Two teachers air concerns, frustrations

Proposition 301, passed by voters in November, will raise teacher pay.

But pay aside: What are the other concerns and frustrations teachers face today?

Two local educators spoke frankly.

Melissa Marquez, who teaches fourth and fifth-grade alternative students in the Kingman Elementary School District, said the state standards are frustrating to her.

"The standards are not an issue," she said.

"We all like goals and having a plan, and they're a means to create lesson plans so we have a guideline for the standards.

"It's the overwhelming challenge of getting the standards to the kids and finding enough time to incorporate them all."

If standards were concentrated in three general areas of reading, writing and arithmetic, teaching would be easier, Marquez said.

But there also are standards in science, social studies, computers, library, health and physical education that children in the elementary grades must know by the time they reach high school, she said.

Higher standards of student discipline need to be developed so students realize the importance of school, Marquez said.

That also ties in with more parental involvement, she said.

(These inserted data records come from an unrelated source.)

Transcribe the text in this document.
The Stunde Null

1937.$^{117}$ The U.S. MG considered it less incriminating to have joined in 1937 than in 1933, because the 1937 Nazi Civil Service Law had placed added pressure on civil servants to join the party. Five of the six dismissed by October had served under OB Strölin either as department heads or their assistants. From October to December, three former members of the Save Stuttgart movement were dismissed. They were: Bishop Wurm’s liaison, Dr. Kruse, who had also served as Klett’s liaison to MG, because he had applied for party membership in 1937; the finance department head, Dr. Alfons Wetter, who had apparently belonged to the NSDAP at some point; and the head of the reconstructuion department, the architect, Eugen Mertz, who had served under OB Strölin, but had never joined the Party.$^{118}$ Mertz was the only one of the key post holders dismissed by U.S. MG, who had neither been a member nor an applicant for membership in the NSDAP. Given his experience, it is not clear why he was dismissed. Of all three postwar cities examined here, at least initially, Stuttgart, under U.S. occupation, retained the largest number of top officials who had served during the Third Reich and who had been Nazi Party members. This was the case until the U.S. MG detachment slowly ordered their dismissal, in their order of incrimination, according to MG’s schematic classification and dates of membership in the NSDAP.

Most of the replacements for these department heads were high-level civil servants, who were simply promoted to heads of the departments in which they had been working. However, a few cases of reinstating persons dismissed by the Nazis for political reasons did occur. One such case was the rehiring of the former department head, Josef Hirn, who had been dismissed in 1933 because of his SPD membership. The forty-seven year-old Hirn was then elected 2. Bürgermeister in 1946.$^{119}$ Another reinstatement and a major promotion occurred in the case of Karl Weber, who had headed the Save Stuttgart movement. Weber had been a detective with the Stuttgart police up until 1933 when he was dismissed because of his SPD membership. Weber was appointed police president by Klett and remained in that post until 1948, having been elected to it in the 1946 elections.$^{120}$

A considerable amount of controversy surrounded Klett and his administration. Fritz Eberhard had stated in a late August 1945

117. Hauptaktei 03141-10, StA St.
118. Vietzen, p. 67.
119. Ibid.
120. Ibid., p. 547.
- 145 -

"There's just not enough time to do all the things you love to do with students," Marquez said.

"I'd really like to get into projects that are highly detailed and cover many aspects of academics.

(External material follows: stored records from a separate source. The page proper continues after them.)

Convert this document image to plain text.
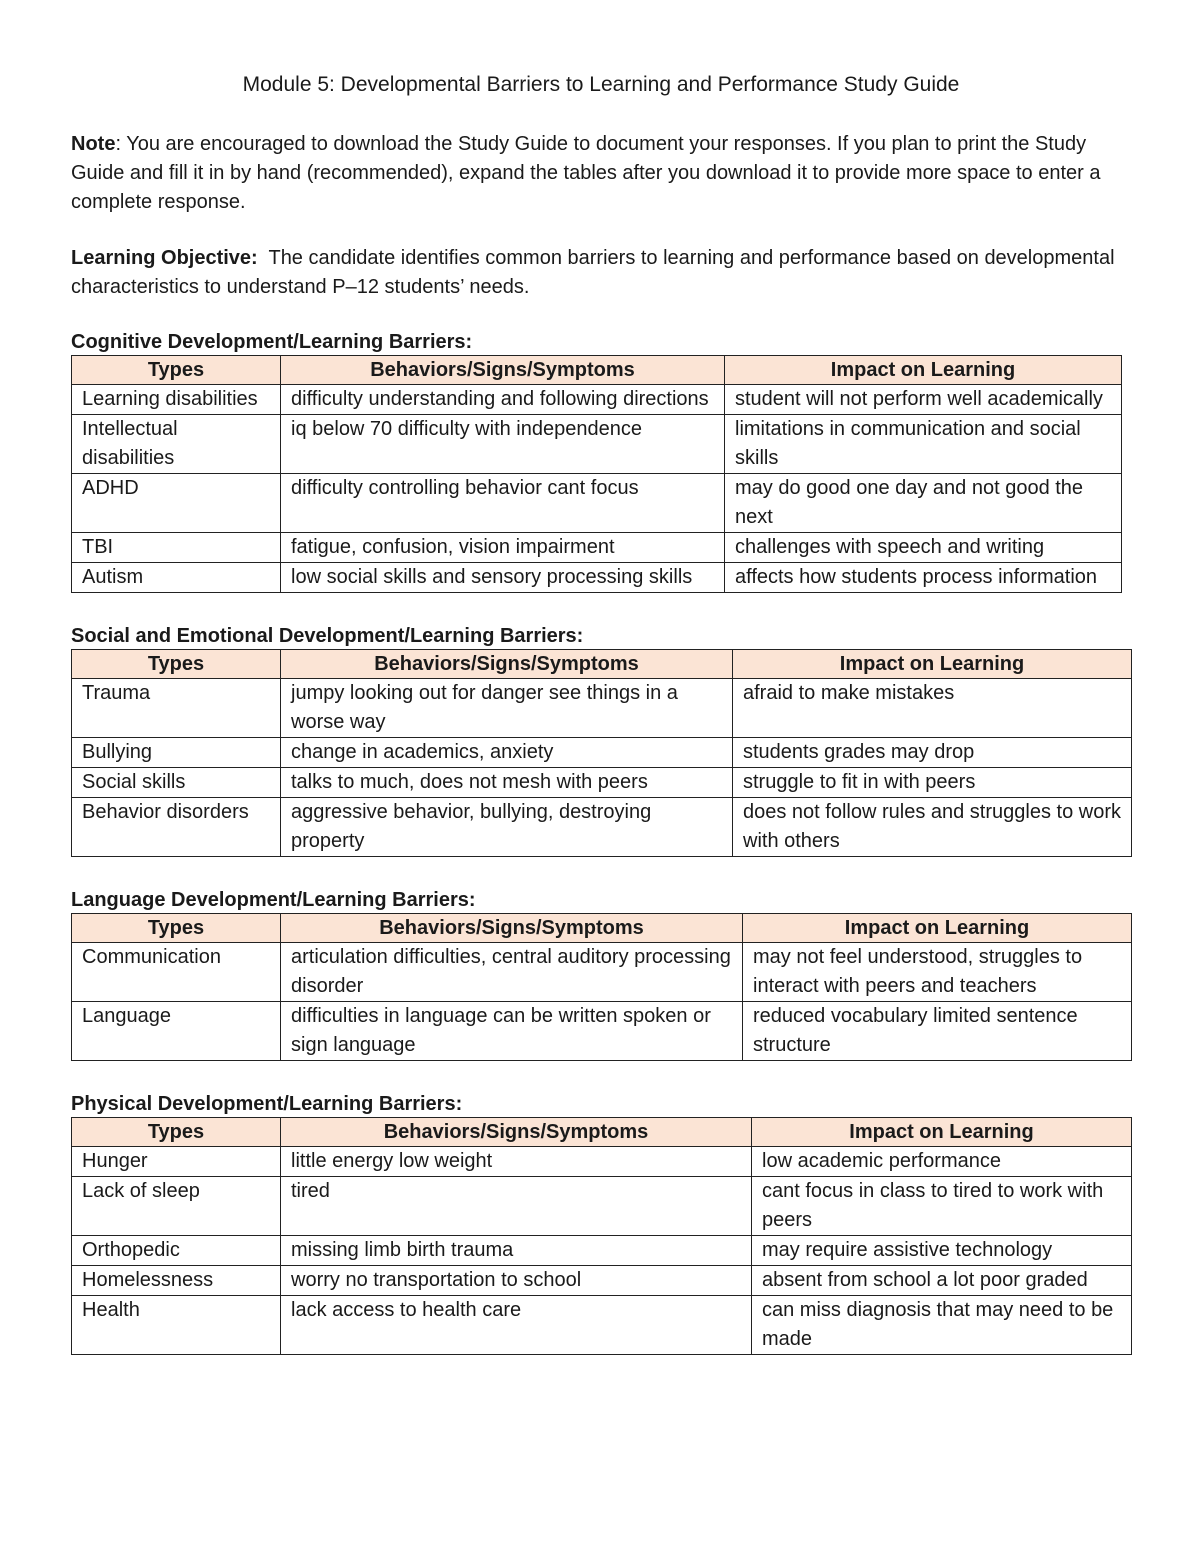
Module 5: Developmental Barriers to Learning and Performance Study Guide

Note: You are encouraged to download the Study Guide to document your responses. If you plan to print the Study Guide and fill it in by hand (recommended), expand the tables after you download it to provide more space to enter a complete response.

Learning Objective:  The candidate identifies common barriers to learning and performance based on developmental characteristics to understand P–12 students’ needs.

Cognitive Development/Learning Barriers:
Types	Behaviors/Signs/Symptoms	Impact on Learning
Learning disabilities	difficulty understanding and following directions	student will not perform well academically
Intellectual disabilities	iq below 70 difficulty with independence	limitations in communication and social skills
ADHD	difficulty controlling behavior cant focus	may do good one day and not good the next
TBI	fatigue, confusion, vision impairment	challenges with speech and writing
Autism	low social skills and sensory processing skills	affects how students process information
Social and Emotional Development/Learning Barriers:
Types	Behaviors/Signs/Symptoms	Impact on Learning
Trauma	jumpy looking out for danger see things in a worse way	afraid to make mistakes
Bullying	change in academics, anxiety	students grades may drop
Social skills	talks to much, does not mesh with peers	struggle to fit in with peers
Behavior disorders	aggressive behavior, bullying, destroying property	does not follow rules and struggles to work with others
Language Development/Learning Barriers:
Types	Behaviors/Signs/Symptoms	Impact on Learning
Communication	articulation difficulties, central auditory processing disorder	may not feel understood, struggles to interact with peers and teachers
Language	difficulties in language can be written spoken or sign language	reduced vocabulary limited sentence structure
Physical Development/Learning Barriers:
Types	Behaviors/Signs/Symptoms	Impact on Learning
Hunger	little energy low weight	low academic performance
Lack of sleep	tired	cant focus in class to tired to work with peers
Orthopedic	missing limb birth trauma	may require assistive technology
Homelessness	worry no transportation to school	absent from school a lot poor graded
Health	lack access to health care	can miss diagnosis that may need to be made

"An example would be a social studies project that involves math, science and a lot of reading about the specific topic.

We call them thematic units."

More skills classes and alternative programs need to be created as well to accommodate the needs of different students, she said.

Linda Seifers teaches a grade 5-6 skills class at Black Mountain Elementary School.

She is in her 30th year as a teacher and 15th year with the KESD.

Many students come to school ill-prepared, as many families do not make education their top priority, Seifers said.

She said there is nothing she can do about that.

However, she has two other frustrations – unnecessary paperwork and the amount of time spent on testing.

"We're required to write the standards into our daily lesson plans," Seifers said.

"That does nothing to improve the education of the children; it's just busy work.

"I don't have a problem with standardized testing, but we test the kids to death and then there are no results as an outcome for how they did on the tests.

If they don't do well, we're not providing them with the programs to help them get caught up."

Seifers said she has 25 students in her skills class, about twice the number she should have to deliver the most effective instruction.

An increase in the student population at Cerbat Elementary in recent years has led the district to re-assign some Black Mountain teachers to Cerbat, she said.

As a result, class sizes are now rising at Black Mountain, Seifers said.

Teachers also distribute an average of two fliers per week at Black Mountain for students to take home.

They come from 4-H, Boy and Girl scouts and other worthwhile causes, but again they have nothing to do with the education delivered in the classroom, Seifers said.

"We're an easy place to disseminate information," Seifers said.

"When we send out fliers, we may touch 4,000 households."

Elementary teachers make out six or seven lesson plans daily that cover math, English, social studies, science, spelling, reading and writing, Seifers said.

It is time-consuming but necessary paperwork, so teachers do not need extra unnecessary paperwork on top of it, she said.

"I truly believe what we are doing, instead of putting together smaller classes and skills classes, is developing middle management that does not come into contact daily with students and that means more paperwork," Seifers said.

"I'm not talking about principals and assistant principals, but rather testing coordinators and activities directors.

They give us things to do, but not in a way to help teach the kids."